Un transfert qui pourrait tout changer pour Besiktas

Si l’annonce se concrétise, ce serait le transfert le plus retentissant de l’histoire du club, voire du championnat turc tout entier. Eren Tutel, journaliste spécialisé et chroniqueur pour le quotidien BirGün, n’hésite pas à qualifier ce potentiel recrutement comme « une révolution ». « Aucun joueur ne combine un tel niveau sportif, une notoriété internationale et un impact commercial aussi fort », souligne-t-il.

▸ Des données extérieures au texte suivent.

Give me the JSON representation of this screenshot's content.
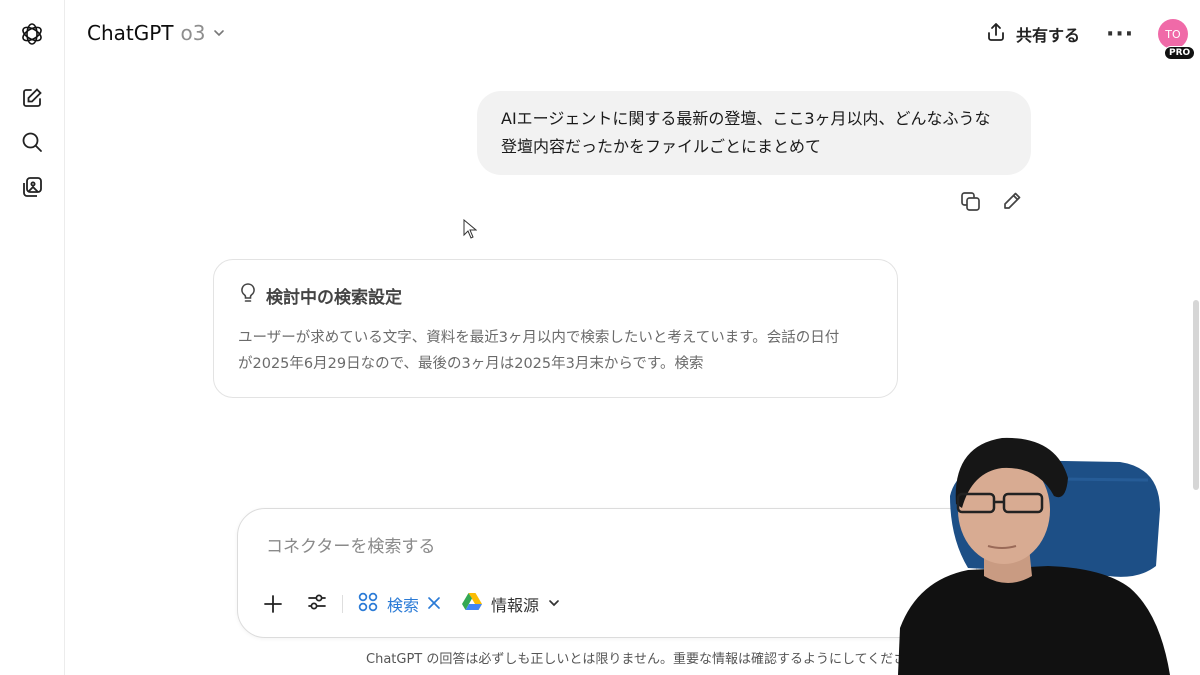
{
  "header": {
    "model_name": "ChatGPT",
    "model_version": "o3",
    "share_label": "共有する",
    "avatar_initials": "TO",
    "plan_badge": "PRO"
  },
  "sidebar": {
    "items": [
      {
        "icon": "openai-logo-icon"
      },
      {
        "icon": "new-chat-icon"
      },
      {
        "icon": "search-icon"
      },
      {
        "icon": "library-icon"
      }
    ]
  },
  "conversation": {
    "user_message_line1": "AIエージェントに関する最新の登壇、ここ3ヶ月以内、どんなふうな",
    "user_message_line2": "登壇内容だったかをファイルごとにまとめて",
    "reasoning_title": "検討中の検索設定",
    "reasoning_line1": "ユーザーが求めている文字、資料を最近3ヶ月以内で検索したいと考えています。会話の日付",
    "reasoning_line2": "が2025年6月29日なので、最後の3ヶ月は2025年3月末からです。検索"
  },
  "composer": {
    "placeholder": "コネクターを検索する",
    "search_label": "検索",
    "source_label": "情報源"
  },
  "footer": {
    "disclaimer": "ChatGPT の回答は必ずしも正しいとは限りません。重要な情報は確認するようにしてください。"
  },
  "colors": {
    "accent_blue": "#2b7bd6",
    "avatar_pink": "#f06aa8"
  }
}
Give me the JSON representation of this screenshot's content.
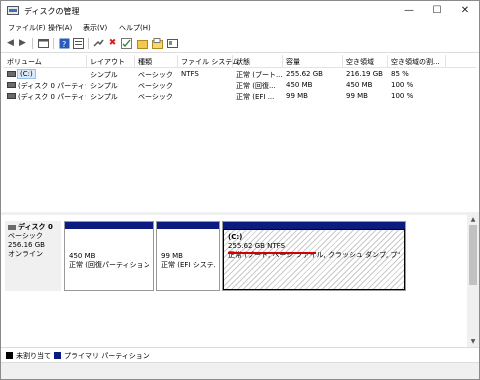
{
  "window": {
    "title": "ディスクの管理"
  },
  "window_controls": {
    "minimize": "—",
    "maximize": "☐",
    "close": "✕"
  },
  "menu": [
    "ファイル(F)",
    "操作(A)",
    "表示(V)",
    "ヘルプ(H)"
  ],
  "toolbar": [
    "back-icon",
    "forward-icon",
    "console-icon",
    "help-icon",
    "properties-icon",
    "connect-icon",
    "delete-icon",
    "check-icon",
    "new-folder-icon",
    "open-icon",
    "view-icon"
  ],
  "table": {
    "headers": [
      "ボリューム",
      "レイアウト",
      "種類",
      "ファイル システム",
      "状態",
      "容量",
      "空き領域",
      "空き領域の割..."
    ],
    "rows": [
      {
        "volume": "(C:)",
        "layout": "シンプル",
        "type": "ベーシック",
        "fs": "NTFS",
        "status": "正常 (ブート...",
        "capacity": "255.62 GB",
        "free": "216.19 GB",
        "pct": "85 %"
      },
      {
        "volume": "(ディスク 0 パーティシ...",
        "layout": "シンプル",
        "type": "ベーシック",
        "fs": "",
        "status": "正常 (回復...",
        "capacity": "450 MB",
        "free": "450 MB",
        "pct": "100 %"
      },
      {
        "volume": "(ディスク 0 パーティシ...",
        "layout": "シンプル",
        "type": "ベーシック",
        "fs": "",
        "status": "正常 (EFI ...",
        "capacity": "99 MB",
        "free": "99 MB",
        "pct": "100 %"
      }
    ]
  },
  "disk": {
    "name": "ディスク 0",
    "type": "ベーシック",
    "size": "256.16 GB",
    "state": "オンライン",
    "partitions": [
      {
        "size": "450 MB",
        "status": "正常 (回復パーティション)"
      },
      {
        "size": "99 MB",
        "status": "正常 (EFI システム"
      },
      {
        "name": "(C:)",
        "size": "255.62 GB NTFS",
        "status": "正常 (ブート, ページ ファイル, クラッシュ ダンプ, プライマリ パー"
      }
    ]
  },
  "legend": [
    {
      "label": "未割り当て",
      "color": "#000000"
    },
    {
      "label": "プライマリ パーティション",
      "color": "#0b1b80"
    }
  ],
  "colors": {
    "primary_partition": "#0b1b80",
    "selection": "#dbeaf8",
    "highlight_line": "#d40000"
  }
}
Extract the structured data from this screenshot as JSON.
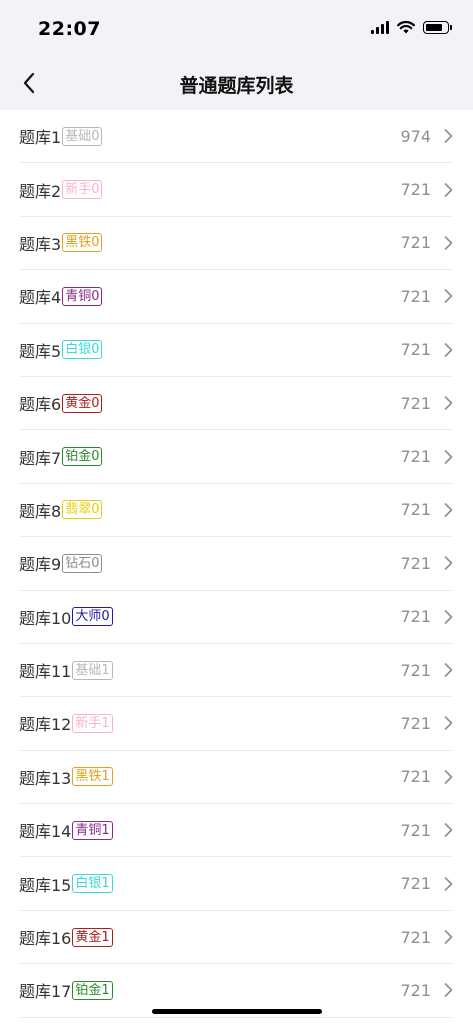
{
  "status": {
    "time": "22:07"
  },
  "header": {
    "title": "普通题库列表"
  },
  "rows": [
    {
      "name": "题库1",
      "tag": "基础0",
      "color": "#b8b8b8",
      "count": "974"
    },
    {
      "name": "题库2",
      "tag": "新手0",
      "color": "#f5b4c8",
      "count": "721"
    },
    {
      "name": "题库3",
      "tag": "黑铁0",
      "color": "#e6a01c",
      "count": "721"
    },
    {
      "name": "题库4",
      "tag": "青铜0",
      "color": "#8a2a8a",
      "count": "721"
    },
    {
      "name": "题库5",
      "tag": "白银0",
      "color": "#3ed8d8",
      "count": "721"
    },
    {
      "name": "题库6",
      "tag": "黄金0",
      "color": "#a62121",
      "count": "721"
    },
    {
      "name": "题库7",
      "tag": "铂金0",
      "color": "#2b8a2b",
      "count": "721"
    },
    {
      "name": "题库8",
      "tag": "翡翠0",
      "color": "#e6cc12",
      "count": "721"
    },
    {
      "name": "题库9",
      "tag": "钻石0",
      "color": "#8c8c8c",
      "count": "721"
    },
    {
      "name": "题库10",
      "tag": "大师0",
      "color": "#1c1ca6",
      "count": "721"
    },
    {
      "name": "题库11",
      "tag": "基础1",
      "color": "#b8b8b8",
      "count": "721"
    },
    {
      "name": "题库12",
      "tag": "新手1",
      "color": "#f5b4c8",
      "count": "721"
    },
    {
      "name": "题库13",
      "tag": "黑铁1",
      "color": "#e6a01c",
      "count": "721"
    },
    {
      "name": "题库14",
      "tag": "青铜1",
      "color": "#8a2a8a",
      "count": "721"
    },
    {
      "name": "题库15",
      "tag": "白银1",
      "color": "#3ed8d8",
      "count": "721"
    },
    {
      "name": "题库16",
      "tag": "黄金1",
      "color": "#a62121",
      "count": "721"
    },
    {
      "name": "题库17",
      "tag": "铂金1",
      "color": "#2b8a2b",
      "count": "721"
    }
  ]
}
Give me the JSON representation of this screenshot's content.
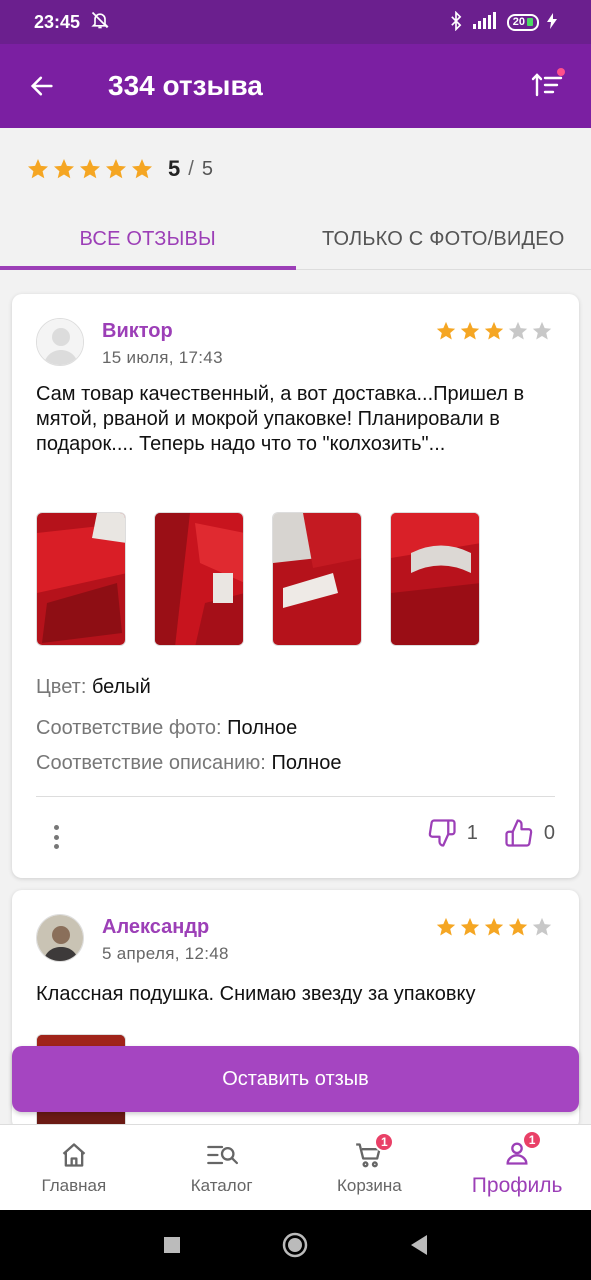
{
  "status_bar": {
    "time": "23:45",
    "battery": "20"
  },
  "app_bar": {
    "title": "334 отзыва"
  },
  "summary": {
    "rating": "5",
    "separator": "/",
    "max": "5",
    "stars_filled": 5
  },
  "tabs": [
    {
      "label": "ВСЕ ОТЗЫВЫ",
      "active": true
    },
    {
      "label": "ТОЛЬКО С ФОТО/ВИДЕО",
      "active": false
    }
  ],
  "reviews": [
    {
      "author": "Виктор",
      "date": "15 июля, 17:43",
      "stars": 3,
      "text": "Сам товар качественный, а вот доставка...Пришел в мятой, рваной и мокрой упаковке! Планировали в подарок.... Теперь надо что то \"колхозить\"...",
      "photos_count": 4,
      "color_label": "Цвет:",
      "color_value": "белый",
      "photo_match_label": "Соответствие фото:",
      "photo_match_value": "Полное",
      "desc_match_label": "Соответствие описанию:",
      "desc_match_value": "Полное",
      "dislikes": "1",
      "likes": "0"
    },
    {
      "author": "Александр",
      "date": "5 апреля, 12:48",
      "stars": 4,
      "text": "Классная подушка. Снимаю звезду за упаковку"
    }
  ],
  "leave_review": {
    "label": "Оставить отзыв"
  },
  "bottom_nav": [
    {
      "label": "Главная",
      "icon": "home-icon"
    },
    {
      "label": "Каталог",
      "icon": "catalog-search-icon"
    },
    {
      "label": "Корзина",
      "icon": "cart-icon",
      "badge": "1"
    },
    {
      "label": "Профиль",
      "icon": "profile-icon",
      "badge": "1",
      "active": true
    }
  ],
  "colors": {
    "primary": "#7b1fa2",
    "status_bar": "#6b1f8e",
    "accent": "#9c3fb7",
    "star": "#f5a623",
    "star_empty": "#c8c8c8",
    "badge": "#e94067"
  }
}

Sahin, croisé près des tribunes, compare déjà cette future recrue à celles de Deco ou encore d’Osimhen à Galatasaray : « Salah apporte bien plus que de la technique. Il incarne la réussite, avec trois titres de Premier League et une Ligue des champions à son palmarès ». L’Égyptien, triple champion d’Angleterre (2015 avec Chelsea, 2020 et 2025 avec Liverpool), est aussi une icône dans son pays, où il est perçu comme un ambassadeur.

Caner Isbegendiren, rédacteur en chef adjoint du journal Fanatik, tempère cependant : « Les négociations sont encore en cours, et rien n’est acté ». Une prudence qui n’entame en rien l’enthousiasme des fans, certains allant jusqu’à imaginer une vidéo où un supporter, à peine sorti de son anesthésie, demande immédiatement si Salah a signé.

Besiktas en quête de renaissance

Depuis leur dernier titre en 2021, les supporters de Besiktas enchaînent les déceptions. Quatrième du championnat la saison dernière, le club est distancé par ses rivaux historiques : Galatasaray, Fenerbahçe et Trabzonspor. Pour relancer la machine, la direction a déjà frappé un grand coup avec l’arrivée de Leandro Trossard (18 millions d’euros, en provenance d’Arsenal), présenté jeudi devant 20 000 supporters. Les ovations scandant le nom de Salah lors de cette présentation en disent long sur l’engouement généré par sa potentielle venue.

Eren Tutel précise : « Besiktas doit reconstruire une équipe cohérente autour de lui. Ces dernières années, le club a manqué de stabilité et de projet sportif ». Une ambition que Salah, s’il signe, pourrait justement incarner.

L’impact commercial et médiatique d’une telle signature

Ali, 32 ans, vêtu du maillot noir et blanc, se dirige vers la boutique officielle du club. « Je viens chercher le nouveau maillot de la saison, mais je reviendrai pour celui de Salah », confie-t-il. Si l’officialisation intervient, les boutiques comme l’aéroport d’Istanbul seront prises d’assaut. Le club, dont l’emblème est un aigle, mise sur cette star pour redorer son image et attirer d’autres talents.

Les experts s’accordent à dire que ce transfert pourrait avoir un effet d’entraînement. Comme le résume Trossard après sa présentation : « Salah est un leader naturel. Sa présence pourrait aider à attirer d’autres grands noms ».